O ministro secretário-geral da Presidência, Cristián Larroulet, que participou do encontro, disse que “todo mundo ficou muito satisfeito, pois houve um diálogo muito intenso, uma grande participação das comunidades mapuches, e também dos representantes das diversas instituições da sociedade civil, cujo resultado será reportado ao presidente Sebastián Piñera neste sábado”. Mas o certo é que essa instância não avançou muito.

O congelamento das tratativas voltou os olhos novamente para Concepción, a capital da região do Bío-Bío. Ali, por mais de duas horas, o subsecretario geral da Presidência, Claudio Alvarado, e o arcebispo de Concepción, Ricardo Ezzati, mais os três representantes dos mapuches que neste sábado completaram 75 dias em greve de fome – Natividad Llanquileo, Pamela Pezoa e Adolfo Montiel – se reuniram à tarde.

Pelo que foi relatado, Llanquileo levava uma resposta dos mapuches à proposta que supostamente o governo apresentou na quinta-feira. Essa oferta consistia na retirada das pendências da Lei Antiterrorista aos 34 membros da comunidade mapuche, enquanto que as demandas relativas às testemunhas protegidas e o duplo processo (na Justiça civil e militar) esperariam por uma solução legislativa.

O advogado dos grevistas, Adolfo Montiel, deixou entrever que os mapuches não estariam de acordo com a proposta, apesar de que, mais cedo, havia dito que esperava “boas notícias” no final dessa reunião.

Enquanto isso, os ex-presidentes do Colégio Médico e atuais deputados Juan Luis Castro (PS) e Enrique Accorsi (PPD) alertaram sobre o perigo de morte que espreita os mapuches em greve de fome.

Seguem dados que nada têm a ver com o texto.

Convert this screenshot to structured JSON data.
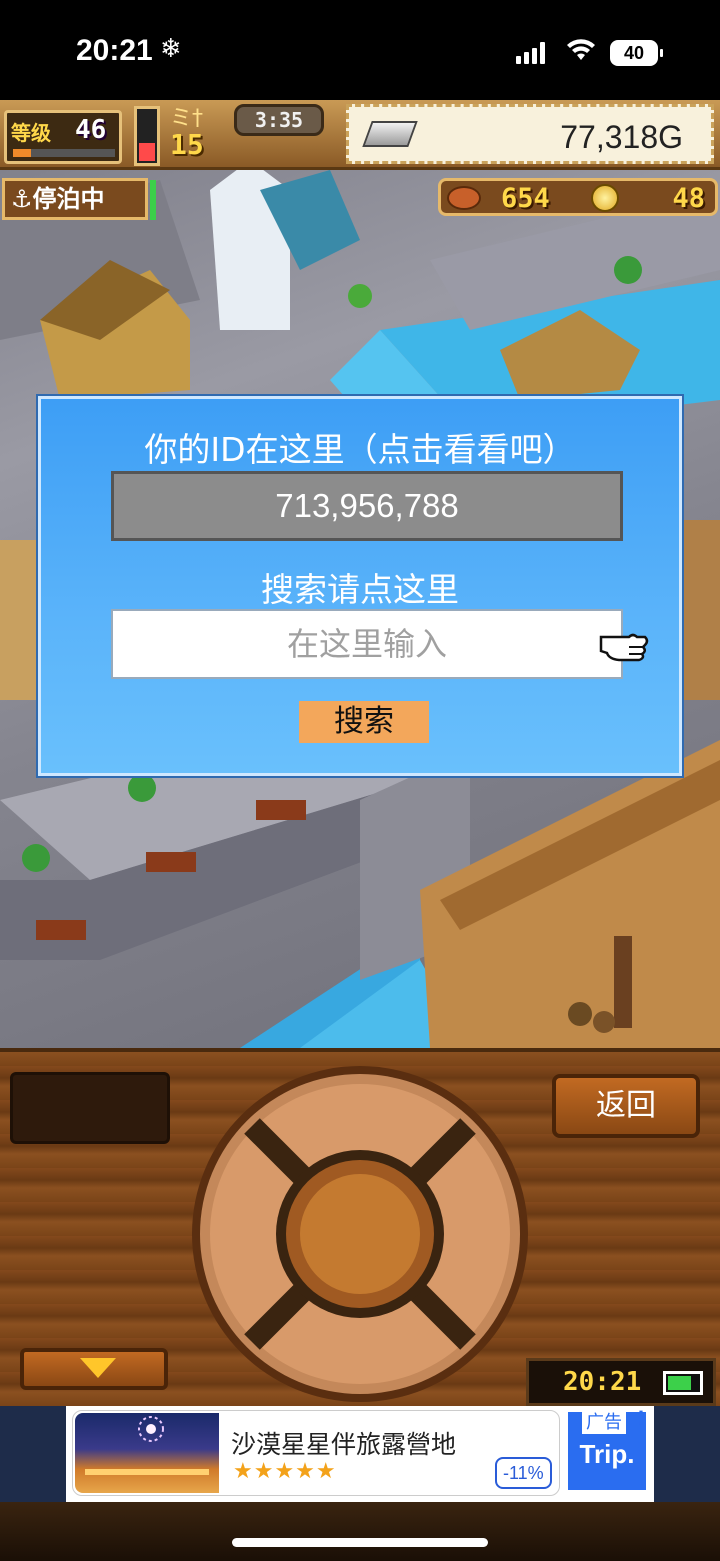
{
  "status_bar": {
    "time": "20:21",
    "snow_icon": "❄",
    "battery": "40",
    "signal_icon": "cellular-signal-icon",
    "wifi_icon": "wifi-icon"
  },
  "hud": {
    "level_label": "等级",
    "level": "46",
    "level_progress": 0.18,
    "stamina_level": 0.35,
    "crew_icon": "ミ†",
    "crew_count": "15",
    "timer": "3:35",
    "gold": "77,318G",
    "docked_label": "⚓停泊中",
    "food": "654",
    "coins": "48"
  },
  "dialog": {
    "title": "你的ID在这里（点击看看吧）",
    "id_value": "713,956,788",
    "search_label": "搜索请点这里",
    "input_placeholder": "在这里输入",
    "search_button": "搜索"
  },
  "controls": {
    "back_button": "返回",
    "clock": "20:21",
    "battery_level": 0.75
  },
  "ad": {
    "title": "沙漠星星伴旅露營地",
    "stars": "★★★★★",
    "discount": "-11%",
    "label": "广告",
    "logo": "Trip.",
    "dots": "⋮"
  },
  "colors": {
    "dialog_bg": "#4aa8f8",
    "search_button": "#f3a75b",
    "hud_gold": "#ffd84a"
  }
}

Os parlamentares – ambos médicos – explicaram que os resultados fisiológicos de uma greve de fome têm três etapas, e os membros da comunidade mapuche já estariam entrando na última, que causa graves danos nos aparelhos respiratório, cardiovascular e digestivo, nas funções endócrinas (hormônios) e no sistema imunológico.

“A estas alturas, as possibilidades de morte estão dadas: seja por uma falta de irrigação cerebral – que significa cair em um estado de letargia, de perda de consciência e inclusive de chegar ao coma profundo –, seja por uma falha cardíaca aguda, que significa que a bomba do coração deixa de funcionar, porque as próprias artérias do coração não dão sangue suficiente para esse motor do organismo, que lhe permita continua funcionando”, enfatizou Castro.

No fechamento desta edição, o encontro considerado chave por todas as partes envolvidas continuava, sem que se soubesse que resultados teria. A importância do encontro é que se resultado derivaria no fim do jejum dos mapuches ou na radicalização de sua medida de pressão, incluindo desde hoje uma greve de fome líquida.